Tears filled her eyes. This time, she let herself release them.
Timothy re-entered their father’s small bedroom, shutting the door behind him. “He has fallen into a mysterious sleep ever since… Well, ever since that awful day.”
“What awful day?” Horrors flashed through her mind again. This time, no nausea made her stomach seize into knots. She tried to take another deep breath.
“That dreadful day, when…” Timothy shook his head. “When the demons came.”
“Demons?” she repeated, a chill sending gooseflesh along her arms despite her long sleeves and heavy cloak. Lenore got up to close the window, which had been cracked open. The first buds of spring were now blooming on the apple trees across the vast orchard, but she could see nothing but despair, taste nothing but that enchanted autumn crispness that she had left behind.
“Yes.” He stared at his hands, sitting in the rocking chair their father used to occupy. And before him, their mother as she had nursed Timothy. “I don’t know how else to describe them but that. They came in a whirlwind, ghastly dark shadows that turned everything they saw into hellfire. Everything they touched became a heap of ashes. Yet, by God’s grace–or by some wicked joke played upon us by the devil himself–we were left untouched. The townspeople have all gathered here now that their houses are, well, you saw for yourself what they are.
“And I must warn you, Lenore. Kirk–he is back in town. He came back last night, hearing that his mother had died. Her house caught on fire as she was cooking. The old stove left her severely burned. There has been so much ruin and death, Lenore… Kirk is furious. And he blames us. Our family. We have done everything we could to assuage him, but he insists that you had something to do with it.”
“I had something to do with it?” She ran a hand through her braided hair, undoing the plait and combing her fingers through the waves only to redo the style. “I was not even in town. I had nothing to do with it. It was, as you said, demons.”

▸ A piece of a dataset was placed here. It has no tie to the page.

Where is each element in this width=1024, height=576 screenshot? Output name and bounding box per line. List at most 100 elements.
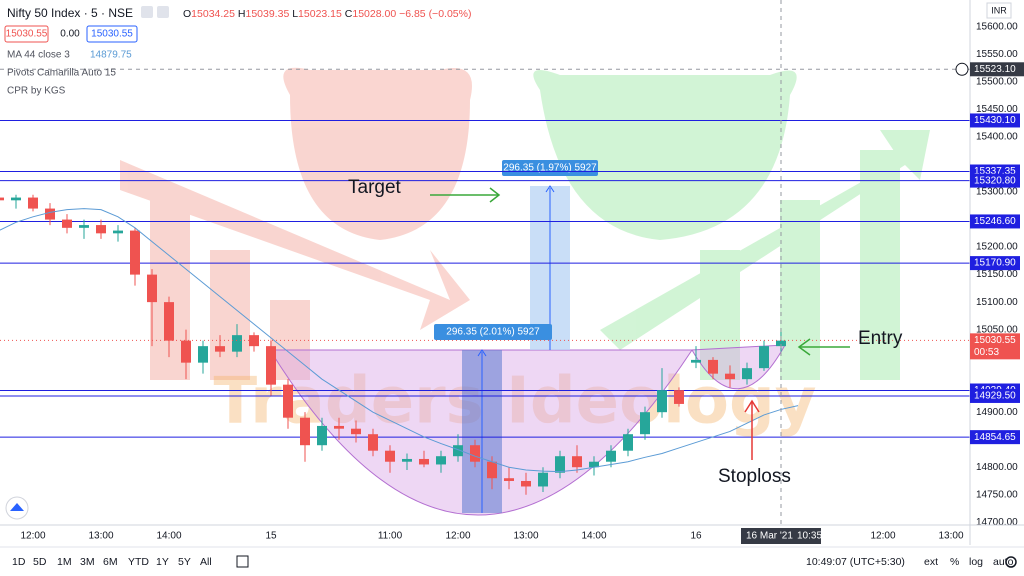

Demonic faeries, more like. Sent by Marya. To torment me or threaten me, I know not why.
Perhaps it was better that Everett had not come. But she desperately wanted to have him by her side now, to stand with her against Kirk. To be a stoic comfort at her father’s bedside while she helped him recover.
“Of course.” Timothy kept rocking, the thud of the chair against the boards keeping time with her heart. It was the only reminder that she was alive, for now, she could not imagine even breathing, was not even conscious of the strands of hair against her fingers as she braided with practiced motions.
“When did these horrible things occur?” she asked, staring at her father. He looked as though he might waste away. “Was he–what, hit over the head with something?”
Timothy sighed. “I don’t know. One moment he was standing there, healthy as a horse. Next moment, he was on the ground, looking like he had been struck dead.”
He seemed to stir–or perhaps it was only a breeze from the crack in the window, but she got up anyway, leaning over the bed. “Papa? Did you say something?”
A groan escaped her father’s lips. Wordless noise, but proof that he was alive. Perhaps even conscious. “Le…nore…”
“I’m here, Papa! I’m here.” She clutched his hand, feeling for his heartbeat. She found a weak, thready pulse in his wrist.
“The treasure…” His words were slurred, and perhaps she only wanted him to be talking about the treasure she so strongly desired, but… She pressed her hand to his forehead. No fever; he couldn’t be delirious, could he? Or senile? “The treasure you seek…”
His eyes fluttered open, revealing the same blue hers were.
“Papa, you’re awake!” She slid her arm under his shoulders–how frail they felt, compared to the breadth and strength his body had once displayed–and helped him sit upright on the pillows. “Please, don’t strain yourself.”
“The treasure you seek, my dear,” he murmured, his gaze unfocused as it searched the room. “The treasure you seek is in your very heart…”
With that, he gave a mighty snore, and fell asleep again.